Zum Tag der offenen Tür wurden in der Dar-ul-Amaan-Moschee Führungen durch die spirituellen Räume, die Islamausstellung »Eine Reise durch die islamische Zeit« und Literaturstände vom Verlag »Der Islam« angeboten. Die unabhängige Frauenorganisation »Lajna Imaillah« stellte ihre Projekte vor, darunter einen Kalligrafiestand über die arabische Sprache, die »Hijab-Experience« zum gemeinsamen Austausch über das Kopftuch, einen Hennastand sowie eine Informationsecke zum Thema »Islam und Ökologie«. Bei Kaffee, Kuchen und orientalischen Speisen konnten sich die Besucher mit den gläubigen Muslimen und Musliminnen austauschen und Fragen stellen. Insgesamt nahmen 70 Besucher die Einladung in der Straßheimer Straße in Friedberg an.

Die Ahmadiyya-Muslim-Gemeinde hat einige Besucher zu ihren Eindrücken befragt: Christof Stark, Leiter der Polizeidienststelle Friedberg, wird mit den Worten zitiert: »Ich habe mehrere Veranstaltungen Ihrer Gemeinde besucht und muss die Professionalität loben - sehr strukturiert und informativ. Es ist immer sehr angenehm, in Ihren Moscheen als Gast geladen zu sein.« Die Ahmadiyya-Gemeinde sei vorbildlich dabei, das Argument der »Hinterhof-Moscheen« zu entkräften: »Sie gehen auf die Menschen zu.« Marion S. (48) aus Rosbach sagte: »Ich bin durch die Zeitung auf das Event aufmerksam geworden und war neugierig. Der Tag der offenen Tür war sehr informativ und ich wurde sehr gut betreut von den jungen muslimischen Mädchen und Jungen hier.«

Matthias M. (38) aus Bruchenbrücken: »Durch Freunde sind wir auf den Tag der offenen Tür aufmerksam geworden. Ich war zum ersten Mal in einer Moschee in Deutschland. Umso überraschter war ich von der Veranstaltung - im positiven Sinne. Besonders interessant fand ich die Plakate der Islamausstellung und die Räume.« Cornelia J. (48) aus Friedberg: »Vor vier Jahren war ich zu Besuch in der Moschee einer anderen Glaubensgemeinschaft und habe keinen positiven Eindruck bekommen. Als ich vor zwei Wochen einen Info-Stand der jungen Ahmadi-Musliminnen und -Muslime auf der Kaiserstraße in Friedberg sah, war ich positiv überrascht. Alle waren freundlich, offen und hatten ein Lächeln auf den Lippen. Von der Gastfreundlichkeit, der Schlichtheit und dem liebevollen Umgang der Gläubigen konnte ich mich nun überzeugen. Mein Lebensmotto lautet ›Leben und leben lassen‹, das konnte ich bei der Ahmadiyya ebenfalls spüren. Auch die Verpflegung war sehr köstlich, vor allem die gefüllten Teigtaschen.«

Führungen auch auf Anfrage

Die Ahmadiyya-Gemeinde will den interreligiösen Dialog fortführen. Auch im nächsten Jahr werde es am 3. Oktober einen Tag der offenen Tür geben. Über das Jahr würden Moscheeführungen, Islamausstellungen und Vorträge auf Anfrage angeboten. Infos unter dem Weblink ahmadyya.de.
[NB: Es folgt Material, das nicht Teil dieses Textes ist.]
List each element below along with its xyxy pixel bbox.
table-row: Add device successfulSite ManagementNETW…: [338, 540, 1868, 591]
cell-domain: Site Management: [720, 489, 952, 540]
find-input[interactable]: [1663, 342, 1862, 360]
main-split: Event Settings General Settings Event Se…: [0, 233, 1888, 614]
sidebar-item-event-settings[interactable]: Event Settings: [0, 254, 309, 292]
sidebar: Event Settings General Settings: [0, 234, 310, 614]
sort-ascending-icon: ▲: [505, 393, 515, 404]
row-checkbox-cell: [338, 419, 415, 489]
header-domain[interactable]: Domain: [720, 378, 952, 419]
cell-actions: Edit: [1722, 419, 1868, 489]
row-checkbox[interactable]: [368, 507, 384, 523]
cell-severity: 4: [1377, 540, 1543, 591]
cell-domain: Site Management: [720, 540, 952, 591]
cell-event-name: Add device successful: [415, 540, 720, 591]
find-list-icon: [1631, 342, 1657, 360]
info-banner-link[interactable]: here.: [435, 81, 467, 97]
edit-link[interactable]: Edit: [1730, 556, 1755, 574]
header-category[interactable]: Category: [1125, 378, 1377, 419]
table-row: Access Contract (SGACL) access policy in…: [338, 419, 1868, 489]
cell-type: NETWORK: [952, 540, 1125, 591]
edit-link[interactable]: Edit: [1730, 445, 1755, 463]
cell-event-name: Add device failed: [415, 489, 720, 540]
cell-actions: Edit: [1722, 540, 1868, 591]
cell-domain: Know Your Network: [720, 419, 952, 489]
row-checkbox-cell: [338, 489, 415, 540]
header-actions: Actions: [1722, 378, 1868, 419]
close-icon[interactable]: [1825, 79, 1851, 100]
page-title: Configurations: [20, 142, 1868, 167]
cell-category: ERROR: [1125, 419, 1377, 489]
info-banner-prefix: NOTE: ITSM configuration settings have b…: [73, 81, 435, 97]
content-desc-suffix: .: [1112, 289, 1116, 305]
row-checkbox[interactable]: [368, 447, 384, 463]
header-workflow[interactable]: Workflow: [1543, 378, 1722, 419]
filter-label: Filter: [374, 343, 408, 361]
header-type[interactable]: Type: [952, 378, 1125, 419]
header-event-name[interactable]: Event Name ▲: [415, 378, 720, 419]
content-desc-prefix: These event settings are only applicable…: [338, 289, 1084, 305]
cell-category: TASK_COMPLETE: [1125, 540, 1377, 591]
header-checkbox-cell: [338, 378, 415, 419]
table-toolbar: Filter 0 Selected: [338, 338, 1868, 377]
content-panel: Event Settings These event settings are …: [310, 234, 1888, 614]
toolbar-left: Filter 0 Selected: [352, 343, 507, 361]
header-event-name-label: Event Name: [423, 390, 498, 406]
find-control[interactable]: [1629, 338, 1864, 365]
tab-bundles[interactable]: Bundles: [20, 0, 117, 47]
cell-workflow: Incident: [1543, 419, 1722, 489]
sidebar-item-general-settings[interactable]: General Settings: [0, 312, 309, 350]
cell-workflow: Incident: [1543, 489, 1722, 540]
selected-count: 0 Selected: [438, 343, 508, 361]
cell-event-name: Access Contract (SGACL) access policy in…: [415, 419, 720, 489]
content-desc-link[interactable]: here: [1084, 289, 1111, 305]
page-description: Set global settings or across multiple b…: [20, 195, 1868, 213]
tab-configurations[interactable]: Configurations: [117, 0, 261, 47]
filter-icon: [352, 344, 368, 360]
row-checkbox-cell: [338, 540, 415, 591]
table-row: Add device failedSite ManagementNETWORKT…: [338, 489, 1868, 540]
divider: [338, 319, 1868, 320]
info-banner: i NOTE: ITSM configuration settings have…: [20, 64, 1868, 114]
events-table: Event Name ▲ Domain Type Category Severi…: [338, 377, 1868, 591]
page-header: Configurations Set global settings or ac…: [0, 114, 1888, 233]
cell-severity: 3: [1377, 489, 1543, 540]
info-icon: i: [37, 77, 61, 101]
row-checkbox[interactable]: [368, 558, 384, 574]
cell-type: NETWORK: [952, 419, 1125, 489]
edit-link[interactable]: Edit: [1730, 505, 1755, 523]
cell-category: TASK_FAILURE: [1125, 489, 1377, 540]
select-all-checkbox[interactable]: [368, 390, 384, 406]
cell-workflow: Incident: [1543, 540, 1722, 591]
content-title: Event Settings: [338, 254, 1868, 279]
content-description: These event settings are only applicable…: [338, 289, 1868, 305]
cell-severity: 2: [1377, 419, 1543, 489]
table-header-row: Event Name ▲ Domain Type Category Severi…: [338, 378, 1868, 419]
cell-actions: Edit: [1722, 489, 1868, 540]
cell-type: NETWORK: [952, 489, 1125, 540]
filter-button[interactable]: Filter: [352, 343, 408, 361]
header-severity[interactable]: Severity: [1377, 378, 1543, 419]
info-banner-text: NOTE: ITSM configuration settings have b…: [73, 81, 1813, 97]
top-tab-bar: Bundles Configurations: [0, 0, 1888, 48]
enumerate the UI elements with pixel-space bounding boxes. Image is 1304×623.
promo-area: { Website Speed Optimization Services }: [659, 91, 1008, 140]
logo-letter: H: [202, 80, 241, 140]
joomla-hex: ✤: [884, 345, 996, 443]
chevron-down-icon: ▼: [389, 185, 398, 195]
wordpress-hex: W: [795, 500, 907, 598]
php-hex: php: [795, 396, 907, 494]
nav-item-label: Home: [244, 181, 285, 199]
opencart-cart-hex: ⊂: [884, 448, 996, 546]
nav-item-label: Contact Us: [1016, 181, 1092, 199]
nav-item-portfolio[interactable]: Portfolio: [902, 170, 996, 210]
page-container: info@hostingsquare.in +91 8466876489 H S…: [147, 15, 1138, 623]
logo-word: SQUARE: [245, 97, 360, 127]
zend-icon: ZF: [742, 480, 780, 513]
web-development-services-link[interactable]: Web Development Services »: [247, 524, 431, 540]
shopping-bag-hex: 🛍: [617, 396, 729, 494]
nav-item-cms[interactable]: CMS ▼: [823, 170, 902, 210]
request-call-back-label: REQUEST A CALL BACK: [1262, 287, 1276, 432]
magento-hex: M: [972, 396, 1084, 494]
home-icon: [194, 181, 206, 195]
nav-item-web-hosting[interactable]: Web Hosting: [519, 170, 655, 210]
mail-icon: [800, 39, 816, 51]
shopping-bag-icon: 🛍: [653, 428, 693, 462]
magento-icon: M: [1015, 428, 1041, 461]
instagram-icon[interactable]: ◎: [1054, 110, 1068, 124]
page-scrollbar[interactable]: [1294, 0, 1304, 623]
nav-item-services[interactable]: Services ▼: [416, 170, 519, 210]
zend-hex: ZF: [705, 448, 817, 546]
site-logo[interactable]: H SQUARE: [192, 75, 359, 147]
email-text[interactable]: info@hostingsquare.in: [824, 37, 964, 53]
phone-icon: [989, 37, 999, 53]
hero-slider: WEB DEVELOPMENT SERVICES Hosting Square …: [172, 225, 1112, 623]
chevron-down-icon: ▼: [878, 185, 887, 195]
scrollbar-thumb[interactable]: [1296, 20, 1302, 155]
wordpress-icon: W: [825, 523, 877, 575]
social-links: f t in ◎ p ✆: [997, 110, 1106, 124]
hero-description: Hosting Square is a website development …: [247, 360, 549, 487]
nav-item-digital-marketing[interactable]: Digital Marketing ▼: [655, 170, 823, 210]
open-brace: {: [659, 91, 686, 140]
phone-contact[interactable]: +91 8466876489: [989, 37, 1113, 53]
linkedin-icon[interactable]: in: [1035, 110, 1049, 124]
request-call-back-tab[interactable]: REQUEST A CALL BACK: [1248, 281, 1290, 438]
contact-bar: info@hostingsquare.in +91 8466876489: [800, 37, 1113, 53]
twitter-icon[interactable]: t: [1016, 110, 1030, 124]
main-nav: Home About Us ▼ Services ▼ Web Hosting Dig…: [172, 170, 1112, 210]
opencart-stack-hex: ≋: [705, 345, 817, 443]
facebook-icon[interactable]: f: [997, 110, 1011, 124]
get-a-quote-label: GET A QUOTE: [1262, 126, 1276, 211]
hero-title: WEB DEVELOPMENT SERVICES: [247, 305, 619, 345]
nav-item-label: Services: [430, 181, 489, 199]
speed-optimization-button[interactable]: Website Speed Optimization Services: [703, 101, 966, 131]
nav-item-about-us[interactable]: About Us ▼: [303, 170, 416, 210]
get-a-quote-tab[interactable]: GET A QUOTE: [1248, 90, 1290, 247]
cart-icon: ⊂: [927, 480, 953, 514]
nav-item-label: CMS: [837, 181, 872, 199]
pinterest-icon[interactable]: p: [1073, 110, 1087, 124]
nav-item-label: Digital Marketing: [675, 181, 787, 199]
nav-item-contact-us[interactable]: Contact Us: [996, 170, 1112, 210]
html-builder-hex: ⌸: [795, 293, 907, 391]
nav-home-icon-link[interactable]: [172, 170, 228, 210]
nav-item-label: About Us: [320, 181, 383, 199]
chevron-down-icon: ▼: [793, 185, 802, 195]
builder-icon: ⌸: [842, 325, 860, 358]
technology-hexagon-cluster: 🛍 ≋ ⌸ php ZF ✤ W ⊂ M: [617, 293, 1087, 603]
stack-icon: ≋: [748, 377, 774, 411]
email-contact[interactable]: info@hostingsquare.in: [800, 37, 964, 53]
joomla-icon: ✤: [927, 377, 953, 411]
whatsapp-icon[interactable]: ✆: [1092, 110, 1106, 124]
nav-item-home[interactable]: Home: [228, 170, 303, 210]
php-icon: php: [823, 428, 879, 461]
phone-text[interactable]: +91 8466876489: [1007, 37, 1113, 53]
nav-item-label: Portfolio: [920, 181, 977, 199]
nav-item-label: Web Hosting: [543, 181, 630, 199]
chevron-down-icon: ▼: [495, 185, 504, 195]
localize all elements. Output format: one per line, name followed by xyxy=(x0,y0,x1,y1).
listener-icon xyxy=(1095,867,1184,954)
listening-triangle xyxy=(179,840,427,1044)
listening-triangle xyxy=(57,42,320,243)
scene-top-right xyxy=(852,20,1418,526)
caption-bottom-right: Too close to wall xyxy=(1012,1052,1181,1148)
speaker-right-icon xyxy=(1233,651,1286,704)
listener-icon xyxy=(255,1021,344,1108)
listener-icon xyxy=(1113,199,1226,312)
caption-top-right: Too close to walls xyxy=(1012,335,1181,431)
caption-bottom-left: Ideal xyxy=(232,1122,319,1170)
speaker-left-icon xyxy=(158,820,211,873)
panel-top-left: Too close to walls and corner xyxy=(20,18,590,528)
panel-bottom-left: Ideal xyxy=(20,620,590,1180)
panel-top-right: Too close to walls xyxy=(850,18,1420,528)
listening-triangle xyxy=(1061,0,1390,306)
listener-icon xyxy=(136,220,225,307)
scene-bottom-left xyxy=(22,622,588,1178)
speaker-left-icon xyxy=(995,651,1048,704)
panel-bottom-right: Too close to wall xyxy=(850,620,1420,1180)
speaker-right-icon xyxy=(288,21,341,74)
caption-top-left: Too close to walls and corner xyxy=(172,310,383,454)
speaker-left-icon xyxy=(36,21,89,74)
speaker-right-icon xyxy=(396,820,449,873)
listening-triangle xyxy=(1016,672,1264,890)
Der Tag der offenen Moschee findet alljährlich am Tag der Deutschen Einheit statt. Das Event wird ehrenamtlich organisiert und durch Spenden der Gemeindemitglieder finanziert. Mit dem Selbstverständnis, Teil der deutschen Zivilgesellschaft zu sein, initiiert die muslimische Reformgemeinde Dialog- und Aufklärungsinitiativen, Benefizläufe zugunsten von Hilfsorganisationen oder die Straßenkehraktion an Neujahr.